Suspects – TV Review

When the first series of frenetic crime drama Suspects first ran on Channel 5 earlier this year (the channel’s first original drama for eight years), it wasn’t much of an enticing prospect. Did we really need yet another dour police procedural? Yet the semi-improvised series, which follows three London CID officers led by DCI Martha Maloney (Fey Ripley), was not the failure many predicted. Instead it rejuvenated the genre with its brisk, no-frills approach, drawing an overwhelmingly positive response from critics in the process.

Now it’s back for a second run of five episodes, and showing no signs of letting its midseason hiatus dampen the tempo. Last night’s episode, the first of a two-parter, cut straight to the action as police found barrister Jonathan Moxton in his home with a severe head injury, his wrists bound with a belt and a pair of his wife’s knickers stuffed in his mouth. Suspicion immediately falls on Saul, a paranoid schizophrenic found covered in blood at the crime scene, but is he really the killer or is DS Weston’s past clouding his judgement?

What separates the series out is its grubby, fly-on-the-wall filming style. The dialogue is part improvisational – the cast working from a detailed document rather than a traditional script – and this gives exchanges an exciting air of unpredictability as the performers react to swiftly changing circumstances. Such rapid-fire delivery of information not only livens up what could be stodgy exposition, it also makes the plot more difficult to follow, which is exactly how you would imagine a real police investigation to be.

Throw in lighting that appears to be sourced exclusively from anaemic desk lamps, and the squeaks and rumbles of a passing Underground train drowning out the actors’ voices, and the line between fiction and reality blurs one step closer.

Despite the potential for the series’ fast-paced editing style and absence of a script to be a barrier to connecting with these characters, such is the brilliance of the performances here that their personalities still shine through. Fey Ripley gives a controlled, level-headed performance as experienced investigator DCI Bellamy, Damien Maloney’s Jack Weston is a blunt-but-driven sergeant, and Clare-Hope Ashitey cuts an earnest and frustrated figure as wide-eyed rookie DC Charlie Steele.

Meanwhile, Dominic Power (Emmerdale) is the pick of the week’s guest performers (Eastenders’s Charlie Brooks and In The Flesh’s Luke Newberry also appear), perfectly underplaying a confused, agitated suspect who suffers from paranoid schizophrenia.

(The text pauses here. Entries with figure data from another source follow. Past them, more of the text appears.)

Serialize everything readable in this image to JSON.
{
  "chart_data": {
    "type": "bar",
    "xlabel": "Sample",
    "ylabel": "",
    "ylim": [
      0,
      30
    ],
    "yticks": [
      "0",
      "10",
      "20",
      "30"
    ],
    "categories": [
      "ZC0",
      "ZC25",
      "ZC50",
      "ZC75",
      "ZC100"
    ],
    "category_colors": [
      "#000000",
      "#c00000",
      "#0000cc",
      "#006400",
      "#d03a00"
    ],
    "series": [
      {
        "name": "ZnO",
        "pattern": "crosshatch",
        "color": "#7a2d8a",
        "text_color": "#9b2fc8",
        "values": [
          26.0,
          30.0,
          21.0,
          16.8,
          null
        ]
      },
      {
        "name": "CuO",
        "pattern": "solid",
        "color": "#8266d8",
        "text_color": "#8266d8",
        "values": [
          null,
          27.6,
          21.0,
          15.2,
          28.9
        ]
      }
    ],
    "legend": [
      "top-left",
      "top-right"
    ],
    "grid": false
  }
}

Although the fast-paced editing style at times becomes a distraction, the director seemingly afraid of sticking with the shot for more than a few seconds lest things start to look a bit boring, Suspects continues to be one of the most original and unsettlingly believable dramas in recent memory. It’s gritty, off-the-cuff style hauling the police procedural into the 21st Century world of scripted-reality.